The Home-Page provides an easy starting point for calculators.
Sample Size and Power for Comparing Two Means
You need an estimate of how large of a difference you want to see between means in estimating your needed sample size. This calculator has an easy 3-step process that takes the guess work out of generating sample size and power calculations for your next comparative test.
Sample Size for a Margin of Error (Proportion)
If you’re conducting a usability test, then it will be good to know ahead of time how wide or narrow your confidence intervals will be around your completion rates. Enter the desired margin of error (e.g. 10%) and quickly get the sample size needed plus a quick reference graph showing you the effects of more users on the width of the margin of error.
Sample Size for a Margin of Error (Continuous Data)
If you’re conducting a usability test, then it will be good to know ahead of time how wide or narrow your confidence intervals will be around your task times or satisfaction scores. Enter the desired margin of error (e.g. 10%) and the estimate of the mean and standard deviation to generate the needed sample size. If you don’t have an estimate for these—the calculator provides default values based on data from hundreds of usability tests.
Compare 2+ Means (ANOVA)
The Analysis of Variance (ANOVA) detects whether there is a difference in at least one mean. Enter up to five categories (e.g. competing products) to test differences in task times, clicks or satisfaction scores.
Compare 2+ Completion Rates or Multiple Categorical Variables (Chi-Square Test)
The Chi-Square test calculator will allow you to compare 2 to 10 completion rates (binary responses), or 10 multiple category data (e.g. from sub-categories such as experience level).

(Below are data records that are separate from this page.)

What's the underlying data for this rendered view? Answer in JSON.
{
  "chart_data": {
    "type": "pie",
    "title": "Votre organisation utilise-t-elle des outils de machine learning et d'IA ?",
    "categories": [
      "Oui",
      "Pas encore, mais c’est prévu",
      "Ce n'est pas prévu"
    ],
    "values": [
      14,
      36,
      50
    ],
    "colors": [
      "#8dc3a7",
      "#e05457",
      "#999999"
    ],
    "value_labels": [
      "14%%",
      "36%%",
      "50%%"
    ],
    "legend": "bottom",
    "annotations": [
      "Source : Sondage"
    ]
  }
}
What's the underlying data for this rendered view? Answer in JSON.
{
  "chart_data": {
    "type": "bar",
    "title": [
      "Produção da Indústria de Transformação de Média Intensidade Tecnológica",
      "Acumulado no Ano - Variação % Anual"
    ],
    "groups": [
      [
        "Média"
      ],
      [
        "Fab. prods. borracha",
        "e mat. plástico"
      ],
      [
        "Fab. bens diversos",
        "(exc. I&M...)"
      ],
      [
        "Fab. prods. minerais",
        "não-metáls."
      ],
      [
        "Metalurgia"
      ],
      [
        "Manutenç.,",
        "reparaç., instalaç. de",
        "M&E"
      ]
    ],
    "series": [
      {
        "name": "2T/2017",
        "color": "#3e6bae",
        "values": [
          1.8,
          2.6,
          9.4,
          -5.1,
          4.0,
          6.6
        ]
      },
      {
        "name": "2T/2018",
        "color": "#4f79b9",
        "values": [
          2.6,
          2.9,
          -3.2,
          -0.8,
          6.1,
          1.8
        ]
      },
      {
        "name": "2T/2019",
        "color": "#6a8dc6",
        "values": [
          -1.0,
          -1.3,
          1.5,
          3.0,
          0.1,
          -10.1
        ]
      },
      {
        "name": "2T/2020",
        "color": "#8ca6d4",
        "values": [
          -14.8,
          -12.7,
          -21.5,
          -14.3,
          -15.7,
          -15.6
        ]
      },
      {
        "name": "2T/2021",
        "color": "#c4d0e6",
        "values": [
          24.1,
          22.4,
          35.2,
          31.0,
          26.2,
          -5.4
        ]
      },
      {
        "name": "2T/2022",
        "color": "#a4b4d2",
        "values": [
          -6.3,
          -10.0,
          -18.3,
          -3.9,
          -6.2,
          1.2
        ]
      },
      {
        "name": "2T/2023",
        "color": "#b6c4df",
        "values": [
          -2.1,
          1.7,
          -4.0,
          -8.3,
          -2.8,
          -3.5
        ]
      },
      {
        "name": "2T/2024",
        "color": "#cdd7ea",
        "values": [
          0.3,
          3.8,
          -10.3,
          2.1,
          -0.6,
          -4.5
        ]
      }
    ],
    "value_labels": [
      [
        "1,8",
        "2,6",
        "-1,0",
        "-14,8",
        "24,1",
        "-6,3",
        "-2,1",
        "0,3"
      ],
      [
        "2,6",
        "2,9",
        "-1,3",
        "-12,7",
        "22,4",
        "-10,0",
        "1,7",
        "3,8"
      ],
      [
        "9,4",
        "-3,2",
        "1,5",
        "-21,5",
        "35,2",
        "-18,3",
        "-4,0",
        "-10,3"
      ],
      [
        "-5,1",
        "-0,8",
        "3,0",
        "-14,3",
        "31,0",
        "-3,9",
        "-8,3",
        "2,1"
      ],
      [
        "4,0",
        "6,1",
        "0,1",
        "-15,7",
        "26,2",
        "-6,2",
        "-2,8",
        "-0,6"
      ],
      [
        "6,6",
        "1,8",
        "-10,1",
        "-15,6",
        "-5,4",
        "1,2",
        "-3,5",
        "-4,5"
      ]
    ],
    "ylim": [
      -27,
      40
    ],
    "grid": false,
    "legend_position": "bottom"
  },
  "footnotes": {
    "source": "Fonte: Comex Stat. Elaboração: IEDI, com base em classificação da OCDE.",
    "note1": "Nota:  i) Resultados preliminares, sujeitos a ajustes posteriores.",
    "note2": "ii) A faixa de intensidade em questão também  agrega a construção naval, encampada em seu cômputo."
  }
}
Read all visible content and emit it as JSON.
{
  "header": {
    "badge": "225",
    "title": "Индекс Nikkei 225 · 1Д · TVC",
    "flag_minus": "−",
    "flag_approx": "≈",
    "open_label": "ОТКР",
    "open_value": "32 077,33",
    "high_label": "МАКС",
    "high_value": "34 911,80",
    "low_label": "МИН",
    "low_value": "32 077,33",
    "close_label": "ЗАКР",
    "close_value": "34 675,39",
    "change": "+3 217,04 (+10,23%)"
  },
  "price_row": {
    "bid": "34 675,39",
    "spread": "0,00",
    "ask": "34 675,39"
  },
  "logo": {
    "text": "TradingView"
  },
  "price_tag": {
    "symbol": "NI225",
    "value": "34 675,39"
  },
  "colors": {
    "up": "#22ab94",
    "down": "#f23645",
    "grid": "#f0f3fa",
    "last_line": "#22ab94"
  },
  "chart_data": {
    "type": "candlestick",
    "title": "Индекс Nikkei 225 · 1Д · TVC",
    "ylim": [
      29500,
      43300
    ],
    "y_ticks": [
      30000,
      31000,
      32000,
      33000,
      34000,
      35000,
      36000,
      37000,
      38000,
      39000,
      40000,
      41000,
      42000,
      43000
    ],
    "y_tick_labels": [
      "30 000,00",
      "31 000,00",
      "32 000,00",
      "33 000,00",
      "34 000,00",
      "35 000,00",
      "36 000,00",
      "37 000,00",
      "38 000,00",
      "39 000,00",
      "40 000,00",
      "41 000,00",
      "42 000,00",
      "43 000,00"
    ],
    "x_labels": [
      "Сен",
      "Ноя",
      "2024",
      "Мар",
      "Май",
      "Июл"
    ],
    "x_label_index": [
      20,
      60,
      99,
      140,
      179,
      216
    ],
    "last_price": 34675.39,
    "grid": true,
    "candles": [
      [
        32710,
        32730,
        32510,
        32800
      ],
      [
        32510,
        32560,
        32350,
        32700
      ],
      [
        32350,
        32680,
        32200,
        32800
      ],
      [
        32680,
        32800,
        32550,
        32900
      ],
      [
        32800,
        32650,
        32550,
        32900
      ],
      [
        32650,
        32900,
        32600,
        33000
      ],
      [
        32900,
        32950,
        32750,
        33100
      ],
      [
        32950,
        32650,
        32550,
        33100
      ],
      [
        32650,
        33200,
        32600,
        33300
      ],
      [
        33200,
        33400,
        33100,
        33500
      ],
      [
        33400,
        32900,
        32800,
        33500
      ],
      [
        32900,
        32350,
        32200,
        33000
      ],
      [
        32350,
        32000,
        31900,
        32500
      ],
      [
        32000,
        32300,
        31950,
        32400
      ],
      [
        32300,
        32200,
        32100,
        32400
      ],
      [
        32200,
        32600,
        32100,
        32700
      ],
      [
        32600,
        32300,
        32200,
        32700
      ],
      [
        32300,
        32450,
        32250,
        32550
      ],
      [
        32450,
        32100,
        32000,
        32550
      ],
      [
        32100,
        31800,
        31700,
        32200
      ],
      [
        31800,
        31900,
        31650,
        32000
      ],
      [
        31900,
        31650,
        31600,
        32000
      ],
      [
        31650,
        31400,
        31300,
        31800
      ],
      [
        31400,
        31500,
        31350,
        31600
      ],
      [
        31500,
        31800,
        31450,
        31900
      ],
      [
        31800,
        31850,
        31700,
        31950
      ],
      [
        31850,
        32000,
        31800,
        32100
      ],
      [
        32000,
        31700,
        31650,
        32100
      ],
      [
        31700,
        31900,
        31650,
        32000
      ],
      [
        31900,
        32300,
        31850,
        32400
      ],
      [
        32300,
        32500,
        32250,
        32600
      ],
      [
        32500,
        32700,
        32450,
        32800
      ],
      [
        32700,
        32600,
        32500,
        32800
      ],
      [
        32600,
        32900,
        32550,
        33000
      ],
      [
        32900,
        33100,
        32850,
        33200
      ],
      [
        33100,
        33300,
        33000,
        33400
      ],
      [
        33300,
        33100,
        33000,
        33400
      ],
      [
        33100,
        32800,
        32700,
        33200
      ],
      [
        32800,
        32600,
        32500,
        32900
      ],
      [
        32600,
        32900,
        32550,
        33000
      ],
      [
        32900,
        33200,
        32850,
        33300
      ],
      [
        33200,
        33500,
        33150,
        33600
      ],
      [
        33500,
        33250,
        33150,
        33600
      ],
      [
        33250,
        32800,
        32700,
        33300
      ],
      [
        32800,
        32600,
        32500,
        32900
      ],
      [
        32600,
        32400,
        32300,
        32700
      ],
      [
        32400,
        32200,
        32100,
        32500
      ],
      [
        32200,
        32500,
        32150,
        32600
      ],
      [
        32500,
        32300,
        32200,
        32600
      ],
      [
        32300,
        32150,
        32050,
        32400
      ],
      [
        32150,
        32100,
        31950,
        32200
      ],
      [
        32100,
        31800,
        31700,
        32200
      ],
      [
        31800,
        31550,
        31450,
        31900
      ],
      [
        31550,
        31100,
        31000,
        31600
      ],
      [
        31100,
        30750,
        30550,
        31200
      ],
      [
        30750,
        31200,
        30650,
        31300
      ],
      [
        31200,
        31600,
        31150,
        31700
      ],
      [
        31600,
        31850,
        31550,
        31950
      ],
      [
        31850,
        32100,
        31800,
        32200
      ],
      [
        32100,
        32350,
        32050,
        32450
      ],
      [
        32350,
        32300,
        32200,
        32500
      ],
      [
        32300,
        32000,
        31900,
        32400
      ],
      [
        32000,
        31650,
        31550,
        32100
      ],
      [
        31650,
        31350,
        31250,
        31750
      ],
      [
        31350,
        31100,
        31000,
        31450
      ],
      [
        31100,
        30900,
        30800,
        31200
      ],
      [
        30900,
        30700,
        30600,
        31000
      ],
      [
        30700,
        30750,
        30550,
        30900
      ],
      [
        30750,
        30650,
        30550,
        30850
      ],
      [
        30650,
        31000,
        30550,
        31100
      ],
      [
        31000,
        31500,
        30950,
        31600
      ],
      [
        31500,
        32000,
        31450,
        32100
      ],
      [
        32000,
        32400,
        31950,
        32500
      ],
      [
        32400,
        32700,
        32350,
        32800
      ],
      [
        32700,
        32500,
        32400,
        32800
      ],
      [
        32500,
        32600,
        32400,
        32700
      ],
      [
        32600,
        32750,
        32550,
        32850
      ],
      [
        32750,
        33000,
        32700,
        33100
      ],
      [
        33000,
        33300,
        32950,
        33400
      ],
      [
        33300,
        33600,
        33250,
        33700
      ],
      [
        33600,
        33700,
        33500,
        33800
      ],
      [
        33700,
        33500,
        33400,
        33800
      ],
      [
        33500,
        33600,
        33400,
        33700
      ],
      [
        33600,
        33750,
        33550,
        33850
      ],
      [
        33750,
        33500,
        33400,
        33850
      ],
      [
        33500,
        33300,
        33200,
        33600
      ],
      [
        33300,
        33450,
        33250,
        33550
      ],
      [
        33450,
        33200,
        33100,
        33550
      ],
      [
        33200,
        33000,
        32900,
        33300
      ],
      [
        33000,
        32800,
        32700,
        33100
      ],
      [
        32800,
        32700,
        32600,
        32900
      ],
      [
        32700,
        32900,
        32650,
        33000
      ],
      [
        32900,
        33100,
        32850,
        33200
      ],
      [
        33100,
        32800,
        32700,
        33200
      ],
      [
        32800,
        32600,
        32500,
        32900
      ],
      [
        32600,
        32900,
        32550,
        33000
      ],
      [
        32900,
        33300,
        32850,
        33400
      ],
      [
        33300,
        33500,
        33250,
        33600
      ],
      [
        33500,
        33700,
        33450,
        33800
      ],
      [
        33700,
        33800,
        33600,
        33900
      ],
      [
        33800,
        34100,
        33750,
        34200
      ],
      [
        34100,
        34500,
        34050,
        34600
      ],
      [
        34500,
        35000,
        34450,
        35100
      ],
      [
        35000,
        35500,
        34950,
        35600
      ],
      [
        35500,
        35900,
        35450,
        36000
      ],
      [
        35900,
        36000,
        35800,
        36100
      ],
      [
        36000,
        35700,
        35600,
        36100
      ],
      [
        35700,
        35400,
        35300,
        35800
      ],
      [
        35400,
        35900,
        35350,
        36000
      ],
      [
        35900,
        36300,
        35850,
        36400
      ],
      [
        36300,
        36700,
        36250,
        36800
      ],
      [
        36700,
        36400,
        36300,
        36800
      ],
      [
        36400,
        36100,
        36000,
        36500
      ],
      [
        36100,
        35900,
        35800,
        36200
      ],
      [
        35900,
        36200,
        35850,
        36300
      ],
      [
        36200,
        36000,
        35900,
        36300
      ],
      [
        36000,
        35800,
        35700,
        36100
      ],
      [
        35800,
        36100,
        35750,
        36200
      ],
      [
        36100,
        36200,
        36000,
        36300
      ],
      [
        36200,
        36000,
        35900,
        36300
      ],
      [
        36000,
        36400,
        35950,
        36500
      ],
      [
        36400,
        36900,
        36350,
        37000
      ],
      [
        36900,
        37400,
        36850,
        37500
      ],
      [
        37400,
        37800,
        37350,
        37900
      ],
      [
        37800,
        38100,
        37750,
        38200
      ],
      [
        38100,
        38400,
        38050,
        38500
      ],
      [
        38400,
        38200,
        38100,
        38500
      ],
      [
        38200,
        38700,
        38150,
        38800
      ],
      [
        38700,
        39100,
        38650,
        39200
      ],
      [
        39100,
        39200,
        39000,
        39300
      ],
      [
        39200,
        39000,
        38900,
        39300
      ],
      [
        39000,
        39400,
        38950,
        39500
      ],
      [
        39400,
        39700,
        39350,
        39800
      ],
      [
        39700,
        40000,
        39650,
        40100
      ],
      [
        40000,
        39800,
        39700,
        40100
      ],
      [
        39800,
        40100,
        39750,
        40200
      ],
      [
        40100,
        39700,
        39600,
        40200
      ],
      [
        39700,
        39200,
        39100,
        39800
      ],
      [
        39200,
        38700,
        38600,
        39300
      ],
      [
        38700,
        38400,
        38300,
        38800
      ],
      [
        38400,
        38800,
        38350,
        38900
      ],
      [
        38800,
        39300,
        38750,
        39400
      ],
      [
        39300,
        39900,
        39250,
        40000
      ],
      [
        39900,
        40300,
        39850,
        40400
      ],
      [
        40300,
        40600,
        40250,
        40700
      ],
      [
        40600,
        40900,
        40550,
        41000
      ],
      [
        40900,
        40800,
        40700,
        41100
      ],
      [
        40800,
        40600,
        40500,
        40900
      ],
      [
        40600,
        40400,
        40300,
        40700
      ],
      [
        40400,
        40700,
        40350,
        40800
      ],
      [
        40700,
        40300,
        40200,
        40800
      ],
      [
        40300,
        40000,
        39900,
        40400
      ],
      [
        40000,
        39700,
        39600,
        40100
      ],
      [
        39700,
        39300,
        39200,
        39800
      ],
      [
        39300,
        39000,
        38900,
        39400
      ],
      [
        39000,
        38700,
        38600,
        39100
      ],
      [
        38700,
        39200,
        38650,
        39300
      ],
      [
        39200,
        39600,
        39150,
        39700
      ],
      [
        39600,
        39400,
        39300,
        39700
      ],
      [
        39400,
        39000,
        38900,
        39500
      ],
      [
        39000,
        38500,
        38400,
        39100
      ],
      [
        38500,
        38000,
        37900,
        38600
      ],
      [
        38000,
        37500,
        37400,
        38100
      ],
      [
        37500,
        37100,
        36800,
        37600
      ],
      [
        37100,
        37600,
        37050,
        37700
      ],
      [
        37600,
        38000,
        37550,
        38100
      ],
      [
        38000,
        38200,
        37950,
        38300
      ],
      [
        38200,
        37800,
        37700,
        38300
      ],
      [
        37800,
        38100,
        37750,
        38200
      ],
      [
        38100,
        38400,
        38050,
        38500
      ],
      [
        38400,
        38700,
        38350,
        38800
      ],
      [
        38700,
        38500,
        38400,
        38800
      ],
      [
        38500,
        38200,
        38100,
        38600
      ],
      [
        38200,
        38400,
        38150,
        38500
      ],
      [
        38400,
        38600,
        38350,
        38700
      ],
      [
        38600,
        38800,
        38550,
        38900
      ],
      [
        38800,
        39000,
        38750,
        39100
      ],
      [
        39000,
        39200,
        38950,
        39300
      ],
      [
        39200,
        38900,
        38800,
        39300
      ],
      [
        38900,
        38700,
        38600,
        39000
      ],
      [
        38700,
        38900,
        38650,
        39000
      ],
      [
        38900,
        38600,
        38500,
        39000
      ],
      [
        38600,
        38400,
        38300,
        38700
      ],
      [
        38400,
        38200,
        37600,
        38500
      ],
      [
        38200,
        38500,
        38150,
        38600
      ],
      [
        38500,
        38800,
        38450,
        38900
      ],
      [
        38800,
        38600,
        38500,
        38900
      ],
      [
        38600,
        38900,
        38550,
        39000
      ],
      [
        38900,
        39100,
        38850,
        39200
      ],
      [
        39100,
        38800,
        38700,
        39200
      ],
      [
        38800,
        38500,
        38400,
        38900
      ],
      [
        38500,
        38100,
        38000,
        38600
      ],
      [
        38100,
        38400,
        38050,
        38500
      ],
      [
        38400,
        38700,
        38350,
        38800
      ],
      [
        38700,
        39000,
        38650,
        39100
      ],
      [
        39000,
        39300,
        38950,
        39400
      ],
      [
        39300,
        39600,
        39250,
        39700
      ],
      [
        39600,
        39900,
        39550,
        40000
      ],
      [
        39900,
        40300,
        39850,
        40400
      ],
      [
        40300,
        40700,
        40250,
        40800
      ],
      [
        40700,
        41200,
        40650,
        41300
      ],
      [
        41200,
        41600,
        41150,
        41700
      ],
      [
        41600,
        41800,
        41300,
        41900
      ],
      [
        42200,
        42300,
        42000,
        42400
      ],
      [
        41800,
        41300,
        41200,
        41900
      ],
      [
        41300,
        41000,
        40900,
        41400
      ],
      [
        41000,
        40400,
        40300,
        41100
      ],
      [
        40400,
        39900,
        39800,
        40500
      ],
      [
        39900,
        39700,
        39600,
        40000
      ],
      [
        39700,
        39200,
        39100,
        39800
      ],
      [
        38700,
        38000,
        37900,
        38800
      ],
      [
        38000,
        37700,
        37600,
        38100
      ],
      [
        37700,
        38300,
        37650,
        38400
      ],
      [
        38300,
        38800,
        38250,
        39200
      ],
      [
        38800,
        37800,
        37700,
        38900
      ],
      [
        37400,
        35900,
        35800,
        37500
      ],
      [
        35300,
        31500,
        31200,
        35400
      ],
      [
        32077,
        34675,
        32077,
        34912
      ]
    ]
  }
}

Compare the Same Users on Different Applications
You can get more information with a smaller sample size by having the same users attempt tasks on different applications. A special statistical test (the Paired t-test) is used to analyze the data and is included in this package. Enter the raw task time for both applications for task times or satisfaction data to quickly look for significant differences. You get graphs, confidence intervals and statistical results. The calculator comes with a "How to Report" section which makes communicating the results to stakeholders easier.
Compare Two Task Times or Satisfaction Scores
Enter the raw task time or satisfaction data for (e.g. from competing products or different versions) to quickly look for significant differences. The calculator both graphs and provides numerical results as well as how large of a difference was observed (effect size). The calculator comes with a “How to Report” section which makes communicating the results to stakeholders easier.
Compare Completion Rates
Determine whether two completion rates (e.g. from competing products or different versions) are statistically different. Just enter the total users tested and number successful for each application and get the statistical results.
Test a Completion Rate against a Criterion & Confidence Interval
Enter the number of users who completed the task and the total attempted and the calculator provides the confidence interval and a graph of the results. Simply enter a test criterion (e.g. 70%) to see if the observed completion rate is statistically higher than the test criterion.
Test a Task Time against a Criterion & Confidence Interval
Just paste the raw task times and the calculator will transform the times to adjust for non-normality. You’ll instantly see a graph and confidence interval for the data. You can also enter a criterion (e.g. 100 seconds) to see if the observed mean time is statistically higher than the test criterion.
Sample Size and Power for Comparing Two Proportions
I’ve read through dozens of really boring statistics papers and have read Cohen’s Power Analysis to generate an accurate and easy way to know the sample size and power needed when you compare two completion rates. The calculator walks you through a 3-step process to generate an effect size estimate, power calculations and the number of users needed to detect differences in completion rates.